With much of the UK currently sweltering under nice warm sunshine it is rather apt that the second tram to feature in our irregular “Lost Trams” series is an open topper – Blackpool Dreadnought 59. This very popular tram has been out of the public eye since it was moved to the National Tramway Museum’s Clay Cross store in 1995 and in weather like this it is badly missed.
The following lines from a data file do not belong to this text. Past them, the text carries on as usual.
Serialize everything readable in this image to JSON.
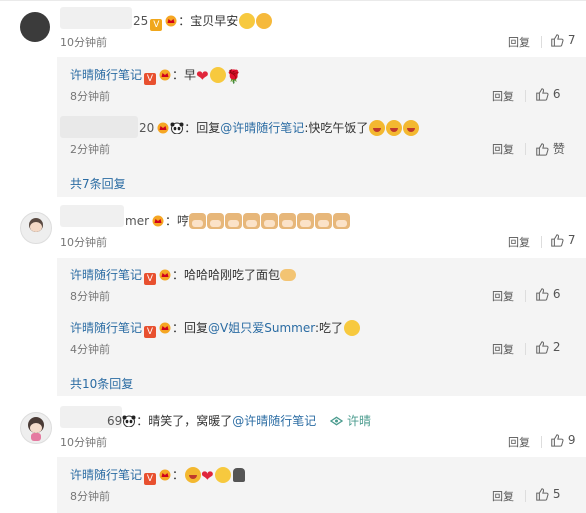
{
  "comments": [
    {
      "name_suffix": "25",
      "text": "：宝贝早安",
      "time": "10分钟前",
      "reply": "回复",
      "likes": "7",
      "replies": [
        {
          "name": "许晴随行笔记",
          "text": "：早",
          "time": "8分钟前",
          "reply": "回复",
          "likes": "6"
        },
        {
          "name_suffix": "20",
          "prefix": "：回复",
          "mention": "@许晴随行笔记",
          "text": ":快吃午饭了",
          "time": "2分钟前",
          "reply": "回复",
          "likes": "赞"
        }
      ],
      "more": "共7条回复"
    },
    {
      "name_suffix": "mer",
      "text": "：哼",
      "time": "10分钟前",
      "reply": "回复",
      "likes": "7",
      "replies": [
        {
          "name": "许晴随行笔记",
          "text": "：哈哈哈刚吃了面包",
          "time": "8分钟前",
          "reply": "回复",
          "likes": "6"
        },
        {
          "name": "许晴随行笔记",
          "prefix": "：回复",
          "mention": "@V姐只爱Summer",
          "text": ":吃了",
          "time": "4分钟前",
          "reply": "回复",
          "likes": "2"
        }
      ],
      "more": "共10条回复"
    },
    {
      "name_suffix": "69",
      "text": "：晴笑了，窝暖了",
      "mention": "@许晴随行笔记",
      "viewer": "许晴",
      "time": "10分钟前",
      "reply": "回复",
      "likes": "9",
      "replies": [
        {
          "name": "许晴随行笔记",
          "text": "：",
          "time": "8分钟前",
          "reply": "回复",
          "likes": "5"
        }
      ]
    }
  ],
  "colors": {
    "link": "#2b6ca3",
    "vip": "#e8502f",
    "heart": "#e0263b",
    "teal": "#4a9b8e"
  },
  "icons": [
    "thumb-up-icon",
    "vip-v-icon",
    "crown-icon",
    "panda-icon",
    "smile-emoji",
    "laugh-emoji",
    "heart-icon",
    "rose-icon",
    "cat-emoji",
    "eye-icon"
  ]
}
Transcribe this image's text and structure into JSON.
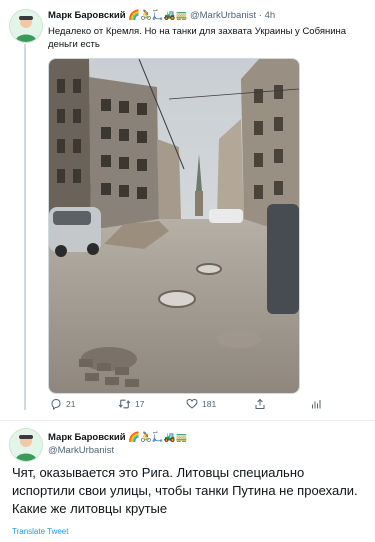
{
  "tweet1": {
    "author_name": "Марк Баровский",
    "author_badges": "🌈🚴🛴🚜🚃",
    "handle": "@MarkUrbanist",
    "separator": "·",
    "time": "4h",
    "text": "Недалеко от Кремля. Но на танки для захвата Украины у Собянина деньги есть",
    "photo_icon": "street-photo-potholes",
    "actions": {
      "reply_count": "21",
      "retweet_count": "17",
      "like_count": "181"
    }
  },
  "tweet2": {
    "author_name": "Марк Баровский",
    "author_badges": "🌈🚴🛴🚜🚃",
    "handle": "@MarkUrbanist",
    "text": "Чят, оказывается это Рига. Литовцы специально испортили свои улицы, чтобы танки Путина не проехали. Какие же литовцы крутые",
    "translate_label": "Translate Tweet"
  },
  "colors": {
    "link": "#1d9bf0",
    "muted": "#536471",
    "thread_line": "#cfd9de"
  }
}
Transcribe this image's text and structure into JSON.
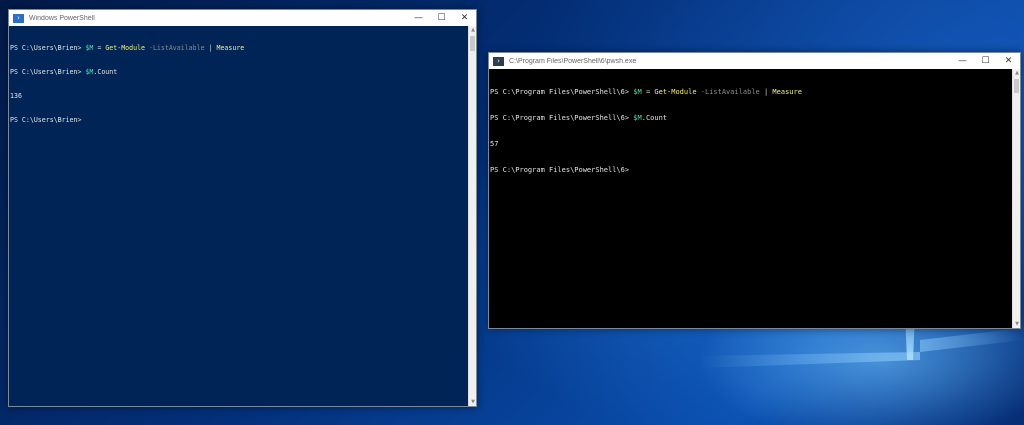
{
  "windows": [
    {
      "title": "Windows PowerShell",
      "icon": "powershell-icon",
      "caption": {
        "minimize": "—",
        "maximize": "☐",
        "close": "✕"
      },
      "lines": [
        {
          "prompt": "PS C:\\Users\\Brien> ",
          "var": "$M",
          "eq": " = ",
          "cmd": "Get-Module",
          "param": " -ListAvailable",
          "pipe": " | ",
          "cmd2": "Measure"
        },
        {
          "prompt": "PS C:\\Users\\Brien> ",
          "var": "$M",
          "rest": ".Count"
        },
        {
          "plain": "136"
        },
        {
          "plain": "PS C:\\Users\\Brien>"
        }
      ]
    },
    {
      "title": "C:\\Program Files\\PowerShell\\6\\pwsh.exe",
      "icon": "powershell-core-icon",
      "caption": {
        "minimize": "—",
        "maximize": "☐",
        "close": "✕"
      },
      "lines": [
        {
          "prompt": "PS C:\\Program Files\\PowerShell\\6> ",
          "var": "$M",
          "eq": " = ",
          "cmd": "Get-Module",
          "param": " -ListAvailable",
          "pipe": " | ",
          "cmd2": "Measure"
        },
        {
          "prompt": "PS C:\\Program Files\\PowerShell\\6> ",
          "var": "$M",
          "rest": ".Count"
        },
        {
          "plain": "57"
        },
        {
          "plain": "PS C:\\Program Files\\PowerShell\\6>"
        }
      ]
    }
  ],
  "colors": {
    "powershell_bg": "#012456",
    "pwsh_bg": "#000000",
    "variable": "#4fe0a8",
    "command": "#f3f37a",
    "parameter": "#8c8c8c"
  }
}
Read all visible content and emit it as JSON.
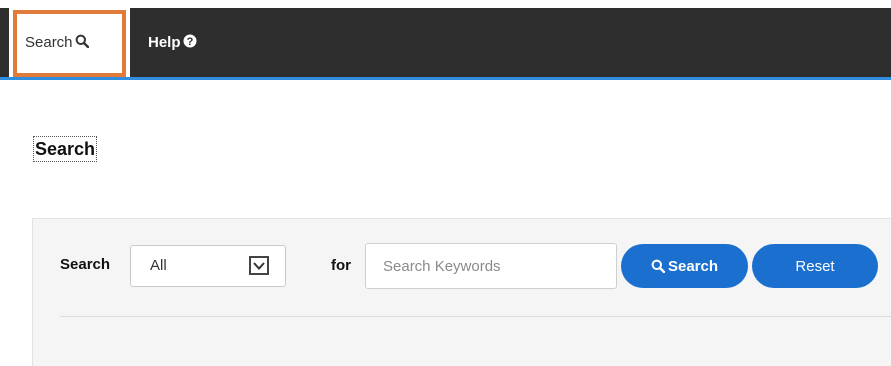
{
  "navbar": {
    "items": [
      {
        "label": "Search",
        "icon": "search-icon",
        "active": true
      },
      {
        "label": "Help",
        "icon": "question-circle-icon",
        "active": false
      }
    ],
    "accent_color": "#2f8ee0",
    "highlight_color": "#e07b3a"
  },
  "page": {
    "title": "Search"
  },
  "search_form": {
    "scope_label": "Search",
    "scope_selected": "All",
    "for_label": "for",
    "keywords_placeholder": "Search Keywords",
    "keywords_value": "",
    "search_button_label": "Search",
    "search_button_icon": "search-icon",
    "reset_button_label": "Reset",
    "button_color": "#1a6fcf"
  }
}
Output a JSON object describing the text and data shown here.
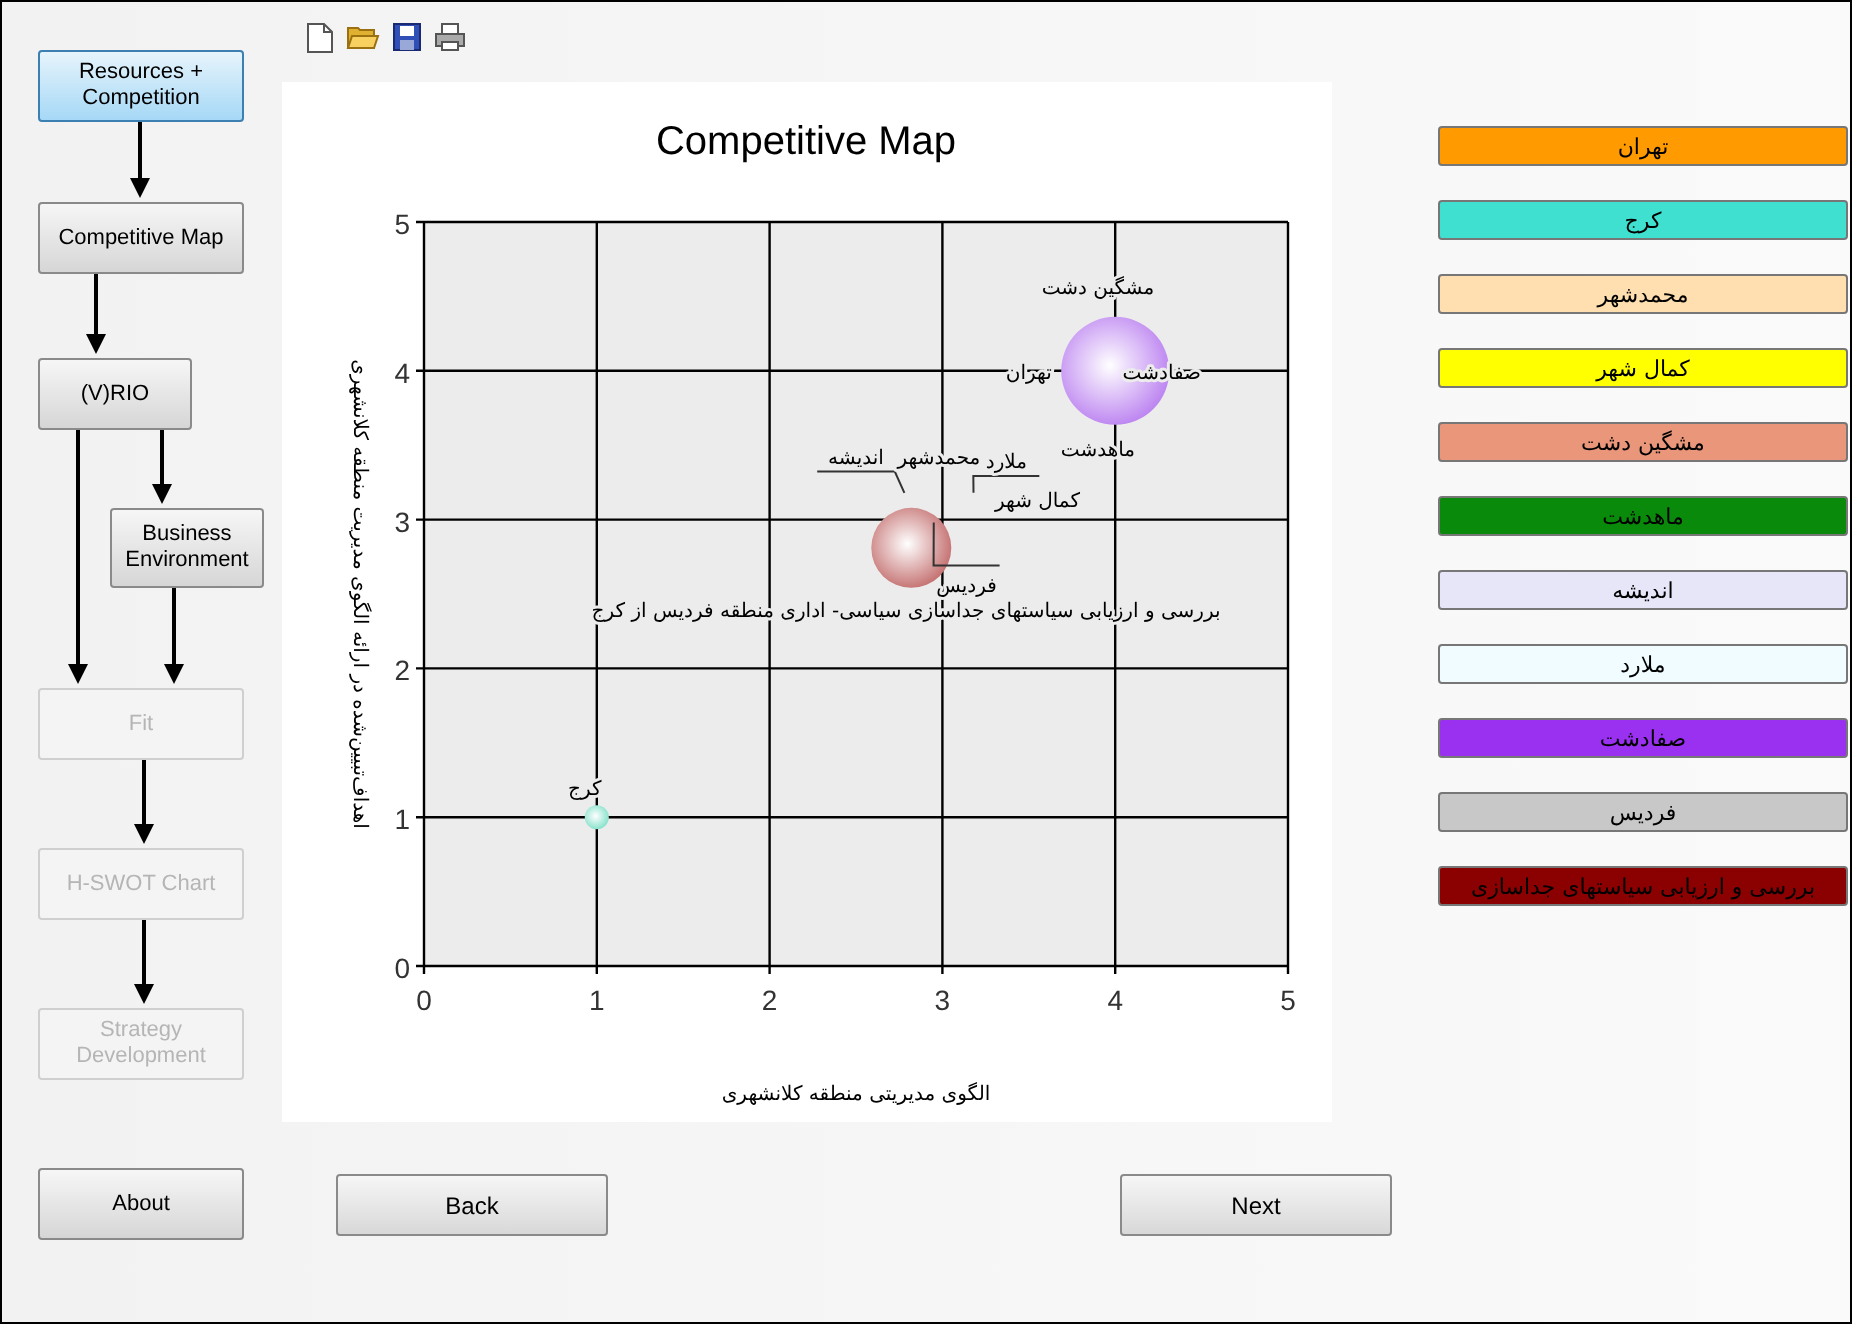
{
  "flow": [
    {
      "label": "Resources + Competition",
      "selected": true,
      "disabled": false
    },
    {
      "label": "Competitive Map",
      "selected": false,
      "disabled": false
    },
    {
      "label": "(V)RIO",
      "selected": false,
      "disabled": false
    },
    {
      "label": "Business Environment",
      "selected": false,
      "disabled": false
    },
    {
      "label": "Fit",
      "selected": false,
      "disabled": true
    },
    {
      "label": "H-SWOT Chart",
      "selected": false,
      "disabled": true
    },
    {
      "label": "Strategy Development",
      "selected": false,
      "disabled": true
    },
    {
      "label": "About",
      "selected": false,
      "disabled": false
    }
  ],
  "chart": {
    "chart_data": {
      "type": "scatter",
      "title": "Competitive Map",
      "xlabel": "الگوی مدیریتی منطقه کلانشهری",
      "ylabel": "اهداف‌تبیین‌شده در ارائه الگوی مدیریت منطقه کلانشهری",
      "x": [
        1,
        2.82,
        4
      ],
      "xlim": [
        0,
        5
      ],
      "ylim": [
        0,
        5
      ],
      "xticks": [
        0,
        1,
        2,
        3,
        4,
        5
      ],
      "grid": true,
      "yticks": [
        0,
        1,
        2,
        3,
        4,
        5
      ],
      "series": [
        {
          "name": "کرج",
          "color": "#7fe0c8",
          "values": [
            1,
            null,
            null
          ]
        },
        {
          "name": "بررسی و ارزیابی سیاستهای جداسازی سیاسی- اداری منطقه فردیس از کرج",
          "color": "#c26a6a",
          "values": [
            null,
            2.81,
            null
          ]
        },
        {
          "name": "صفادشت",
          "color": "#b97ef0",
          "values": [
            null,
            null,
            4
          ]
        }
      ],
      "annotations": [
        "مشگین دشت",
        "تهران",
        "ماهدشت",
        "اندیشه",
        "محمدشهر",
        "ملارد",
        "کمال شهر",
        "فردیس"
      ]
    }
  },
  "legend": [
    {
      "label": "تهران",
      "color": "#ff9a00"
    },
    {
      "label": "کرج",
      "color": "#40e0d0"
    },
    {
      "label": "محمدشهر",
      "color": "#ffdeb0"
    },
    {
      "label": "کمال شهر",
      "color": "#ffff00"
    },
    {
      "label": "مشگین دشت",
      "color": "#e9967a"
    },
    {
      "label": "ماهدشت",
      "color": "#0a8a0a"
    },
    {
      "label": "اندیشه",
      "color": "#e6e6f8"
    },
    {
      "label": "ملارد",
      "color": "#f0fcff"
    },
    {
      "label": "صفادشت",
      "color": "#9a30f0"
    },
    {
      "label": "فردیس",
      "color": "#c8c8c8"
    },
    {
      "label": "بررسی و ارزیابی سیاستهای جداسازی",
      "color": "#8b0000"
    }
  ],
  "back_button": {
    "label": "Back"
  },
  "next_button": {
    "label": "Next"
  }
}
Built in 1902 and withdrawn in 1934, 59 was one of several trams saved by Walter Luff for posterity and it languished at Copse Road depot until the occasion of the 75th anniversary of the Blackpool Tramway when it was resurrected for service in 1960. Just five years later the tram hit the road to join the national collection but it was soon discovered that a body overhaul was required if the tram was to operate for long. It returned home to Blackpool in 1975 where the work to restore this tram was to be undertaken by the Blackpool Technical College. Before this work was to commence the tram was displayed on Blackpool Prom for all to see and after this it moved to the College for the work to be undertaken. Once the work was completed in 1976 the tram headed to Rigby Road depot where it started to see
use on special duties and private hires. It remained in Blackpool until 1990 when it headed back to Crich. Any hope there was of 59 joining the operational fleet here though were soon dashed as it was decided the tram would need a full overhaul before carrying passengers again. Come 1995 and it was decided that the tram would be moved to Clay Cross for further storage where the tram remains to this day. Many would like to see
this tram restored to the operational fleet at Crich but until funds can be found this tram is likely to remain out of the public eye at Clay Cross for the foreseeable future.